Die anderen Vögel hatten Respekt vor Philipp, weil er so angriffslustig war. Sie wollten seinen spitzen Schnabel nicht abbekommen. Obwohl Philipp so klein war, flogen sie genervt und schimpfend davon.

Berta, die viel größer war als Philipp, hüpfte in aller Seelenruhe auf einen Zweig des Haselnussstrauchs und schimpfte ärgerlich in Philipps Richtung. „So ein Theater am frühen Morgen. Es gibt genug zu fressen! Der große Zweibeiner kommt doch regelmäßig vorbei und sorgt für ausreichend Nachschub!“

„Genau, Philipp“, riefen auch die Kohlmeisen, „hör jetzt mal mit dem Theater auf! Das Vogelhaus ist für alle da!“

Philipp flog beleidigt und immer noch etwas hungrig in das Wäldchen davon. Noch von Weitem hörte man ihn theatralisch schimpfen. „Hier kann mich ja eh keiner leiden, dann such ich mir halt woanders etwas zu fressen!“

Kopfschüttelnd blieben die anderen zurück und flogen wieder auf den Holunderstrauch, wo sie weiter fraßen.

Die Vögel waren sich allerdings einig, wann es wirklich Zeit war, Theater im Garten zu machen. Nämlich immer dann, wenn eine der drei Katzen in den Garten kam und gefährlich um den Holunderstrauch oder über die Wiese am Hang strich. Die grau getigerte Minke, der schwarze Max und die weiß-braun gescheckte Trine wussten ganz genau, dass die Vögel zum Futterhaus kamen.

Immer wenn sich eine Katze näherte, brach ein wahrer Tumult los, es wurde aus sicherer Entfernung warnend getschilpt, geträllert und gepfiffen. Achtung, Achtung, hieß das, sie sind wieder unterwegs und wollen uns fangen.

Die Katzen jagten nicht, weil sie Hunger hatten, nein, sie waren alle von ihren Zweibeinern wohlgenährt. Sie hatten einfach Spaß am Jagen!



Trine geht Mäuse jagen

Trine lag gelangweilt in ihrem warmen Zuhause auf der Couch. Sie streckte sich gähnend und überlegte, was sie wieder einmal anstellen könnte.
„Vielleicht sollte ich meine Zweibeiner anmaunzen“, überlegte sie hin und her, während sie ihre Pfötchen leckte, „dann bekomme ich bestimmt eine Leckerei oder werde gekrault.“

Sie reckte sich noch ein letztes Mal, sprang von der Couch und trollte sich in die Küche.
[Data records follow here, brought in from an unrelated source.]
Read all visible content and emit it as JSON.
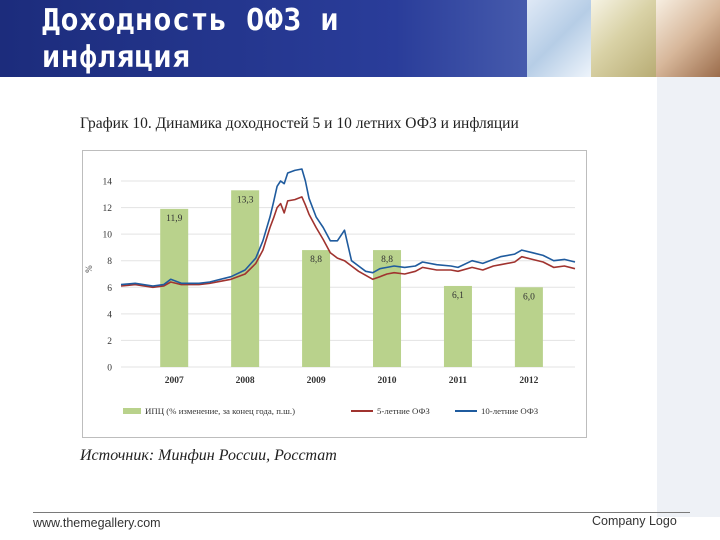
{
  "header": {
    "title": "Доходность ОФЗ и\nинфляция"
  },
  "slide": {
    "chart_title": "График 10. Динамика доходностей 5 и 10 летних ОФЗ и инфляции",
    "source": "Источник: Минфин России, Росстат"
  },
  "footer": {
    "url": "www.themegallery.com",
    "logo": "Company Logo"
  },
  "colors": {
    "header": "#23358a",
    "bars": "#b9d28c",
    "series_5y": "#a0332f",
    "series_10y": "#1f5b9e"
  },
  "chart_data": {
    "type": "bar",
    "title": "",
    "xlabel": "",
    "ylabel": "%",
    "ylim": [
      0,
      14
    ],
    "yticks": [
      0,
      2,
      4,
      6,
      8,
      10,
      12,
      14
    ],
    "categories": [
      "2007",
      "2008",
      "2009",
      "2010",
      "2011",
      "2012"
    ],
    "bars": {
      "name": "ИПЦ (% изменение, за конец года, п.ш.)",
      "values": [
        11.9,
        13.3,
        8.8,
        8.8,
        6.1,
        6.0
      ],
      "labels": [
        "11,9",
        "13,3",
        "8,8",
        "8,8",
        "6,1",
        "6,0"
      ]
    },
    "x_range": [
      2006.75,
      2013.15
    ],
    "series": [
      {
        "name": "5-летние ОФЗ",
        "type": "line",
        "points": [
          [
            2006.75,
            6.1
          ],
          [
            2006.95,
            6.2
          ],
          [
            2007.2,
            6.0
          ],
          [
            2007.35,
            6.1
          ],
          [
            2007.45,
            6.4
          ],
          [
            2007.6,
            6.2
          ],
          [
            2007.85,
            6.2
          ],
          [
            2008.0,
            6.3
          ],
          [
            2008.3,
            6.6
          ],
          [
            2008.5,
            7.0
          ],
          [
            2008.65,
            7.8
          ],
          [
            2008.75,
            8.8
          ],
          [
            2008.85,
            10.5
          ],
          [
            2008.9,
            11.2
          ],
          [
            2008.95,
            12.0
          ],
          [
            2009.0,
            12.3
          ],
          [
            2009.05,
            11.6
          ],
          [
            2009.1,
            12.5
          ],
          [
            2009.2,
            12.6
          ],
          [
            2009.3,
            12.8
          ],
          [
            2009.35,
            12.2
          ],
          [
            2009.4,
            11.5
          ],
          [
            2009.5,
            10.5
          ],
          [
            2009.6,
            9.6
          ],
          [
            2009.7,
            8.6
          ],
          [
            2009.8,
            8.2
          ],
          [
            2009.9,
            8.0
          ],
          [
            2010.0,
            7.6
          ],
          [
            2010.1,
            7.2
          ],
          [
            2010.2,
            6.9
          ],
          [
            2010.3,
            6.6
          ],
          [
            2010.4,
            6.8
          ],
          [
            2010.5,
            7.0
          ],
          [
            2010.6,
            7.1
          ],
          [
            2010.75,
            7.0
          ],
          [
            2010.9,
            7.2
          ],
          [
            2011.0,
            7.5
          ],
          [
            2011.2,
            7.3
          ],
          [
            2011.4,
            7.3
          ],
          [
            2011.5,
            7.2
          ],
          [
            2011.7,
            7.5
          ],
          [
            2011.85,
            7.3
          ],
          [
            2012.0,
            7.6
          ],
          [
            2012.1,
            7.7
          ],
          [
            2012.3,
            7.9
          ],
          [
            2012.4,
            8.3
          ],
          [
            2012.55,
            8.1
          ],
          [
            2012.7,
            7.9
          ],
          [
            2012.85,
            7.5
          ],
          [
            2013.0,
            7.6
          ],
          [
            2013.15,
            7.4
          ]
        ]
      },
      {
        "name": "10-летние ОФЗ",
        "type": "line",
        "points": [
          [
            2006.75,
            6.2
          ],
          [
            2006.95,
            6.3
          ],
          [
            2007.2,
            6.1
          ],
          [
            2007.35,
            6.2
          ],
          [
            2007.45,
            6.6
          ],
          [
            2007.6,
            6.3
          ],
          [
            2007.85,
            6.3
          ],
          [
            2008.0,
            6.4
          ],
          [
            2008.3,
            6.8
          ],
          [
            2008.5,
            7.3
          ],
          [
            2008.65,
            8.2
          ],
          [
            2008.75,
            9.5
          ],
          [
            2008.85,
            11.3
          ],
          [
            2008.9,
            12.4
          ],
          [
            2008.95,
            13.6
          ],
          [
            2009.0,
            14.0
          ],
          [
            2009.05,
            13.8
          ],
          [
            2009.1,
            14.6
          ],
          [
            2009.2,
            14.8
          ],
          [
            2009.3,
            14.9
          ],
          [
            2009.35,
            14.0
          ],
          [
            2009.4,
            12.7
          ],
          [
            2009.5,
            11.3
          ],
          [
            2009.6,
            10.5
          ],
          [
            2009.7,
            9.5
          ],
          [
            2009.8,
            9.5
          ],
          [
            2009.9,
            10.3
          ],
          [
            2010.0,
            8.0
          ],
          [
            2010.1,
            7.6
          ],
          [
            2010.2,
            7.2
          ],
          [
            2010.3,
            7.1
          ],
          [
            2010.4,
            7.4
          ],
          [
            2010.5,
            7.5
          ],
          [
            2010.6,
            7.6
          ],
          [
            2010.75,
            7.5
          ],
          [
            2010.9,
            7.6
          ],
          [
            2011.0,
            7.9
          ],
          [
            2011.2,
            7.7
          ],
          [
            2011.4,
            7.6
          ],
          [
            2011.5,
            7.5
          ],
          [
            2011.7,
            8.0
          ],
          [
            2011.85,
            7.8
          ],
          [
            2012.0,
            8.1
          ],
          [
            2012.1,
            8.3
          ],
          [
            2012.3,
            8.5
          ],
          [
            2012.4,
            8.8
          ],
          [
            2012.55,
            8.6
          ],
          [
            2012.7,
            8.4
          ],
          [
            2012.85,
            8.0
          ],
          [
            2013.0,
            8.1
          ],
          [
            2013.15,
            7.9
          ]
        ]
      }
    ],
    "grid": true,
    "legend_position": "bottom"
  }
}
„Ist hier irgendwas los?“, miaute Trine schon auf dem Weg durch den Flur.
„Kann mich mal jemand kraulen?“, fragte sie, als sie in der Küche ankam.

Aber ihre Zweibeinerin, die normalerweise immer etwas Leckeres für sie bereithielt, war mit Kochen beschäftigt und hatte keine Augen und Ohren für sie.

„Hallo, hier bin ich! Hörst du mich nicht? Ich müsste jetzt auf der Stelle mal dringend gekrault werden“, forderte Trine ungeduldig.

Sie strich schnurrend um die Beine ihres Frauchens, aber diese hatte offensichtlich keine Zeit für sie.

„Dann geh ich halt raus! Mäuse jagen!“, verkündigte sie gekränkt und verließ ihr Haus durch die Katzenklappe in der Tür.